The French Revolution

The French Revolution as viewed from Britain can be seen in the series of increasingly horrified caricatures of James Gillray, from 1789 through the arrival of Napoleon a decade later. Below is The Blood of the Murdered Crying for Vengeance from 1793, in which Gillray is reacting to the guillotining of Louis XVI. It is held at New College, Oxford University.

Gillray-The-Blood-of-the-Murdered

In the caricature of 1799 shown below, Gillray is as much of a fan of a Frenchman as a reactionary Englishman can be: Exit libertè a la Francois!—or—Buonaparte closing the farce of Egalitè, at St. Cloud near Paris Novr. 10th. 1799. It is in the US Library of Congress. Gillray's positive view of Napoleon would soon change...

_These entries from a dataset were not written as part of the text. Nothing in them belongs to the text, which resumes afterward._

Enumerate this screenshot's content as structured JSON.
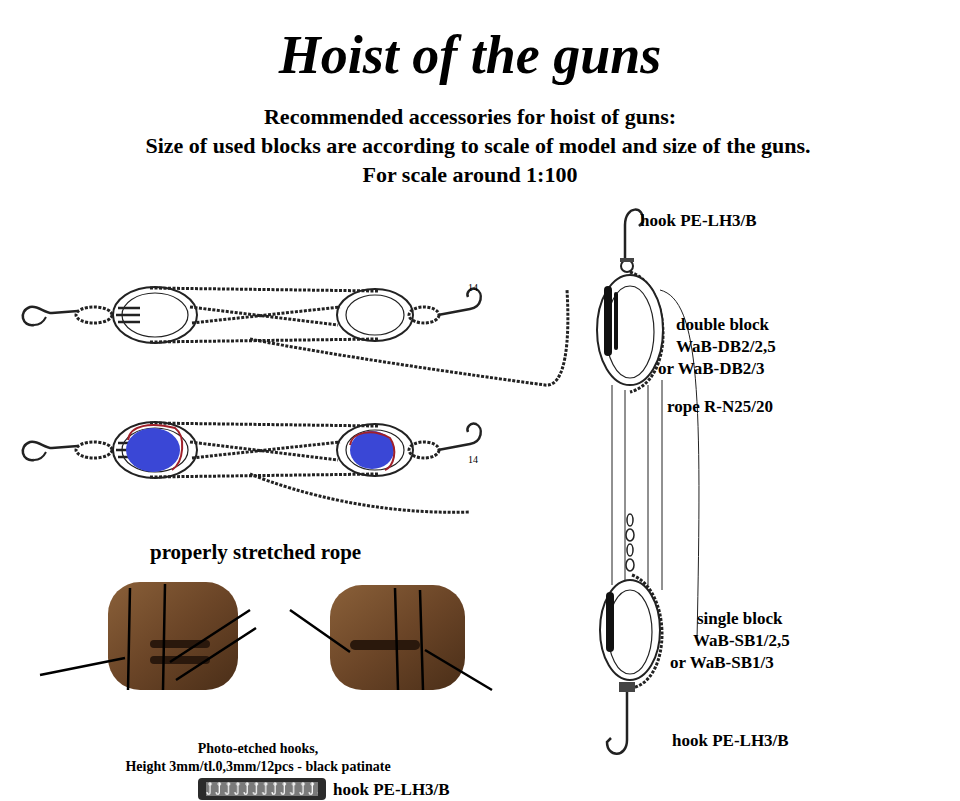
{
  "diagram": {
    "title": "Hoist of the guns",
    "labels": [
      "Recommended accessories for hoist of guns:",
      "Size of used blocks are according to scale of model and size of the guns.",
      "For scale around 1:100",
      "14",
      "14",
      "hook PE-LH3/B",
      "double block",
      "WaB-DB2/2,5",
      "or WaB-DB2/3",
      "rope R-N25/20",
      "single block",
      "WaB-SB1/2,5",
      "or WaB-SB1/3",
      "hook PE-LH3/B",
      "properly stretched rope",
      "Photo-etched hooks,",
      "Height 3mm/tl.0,3mm/12pcs - black patinate",
      "hook PE-LH3/B"
    ]
  }
}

Gillray-Bonaparte-Closing-the-Farce-of-Egalite

In France, of course, they saw liberty and equality differently. The Revolution, and the French Republic that followed it, were expressed in personification and allegory and placed in Classical Greek and Roman settings. The Neoclassical stylization is a real contrast with the grainy populism of Gillray's caricatures.

In Nicolas de Courteille's 1793 painting below, Truth Leading the Republic and Abundance, that is naked Truth in the middle with her all-seeing eye above, the Republic on the left with the scroll and Phrygian cap, with Abundance on the right, and Greek philosopher Diogenes with his lantern on the extreme right. The old cynic has finally beheld Truth, you see...

Nicolas-de-Courteille

These female figures would become fused eventually as Marianne (below). She appears still on French coins and stamps and statues. This cool image is the official logo of the Republic.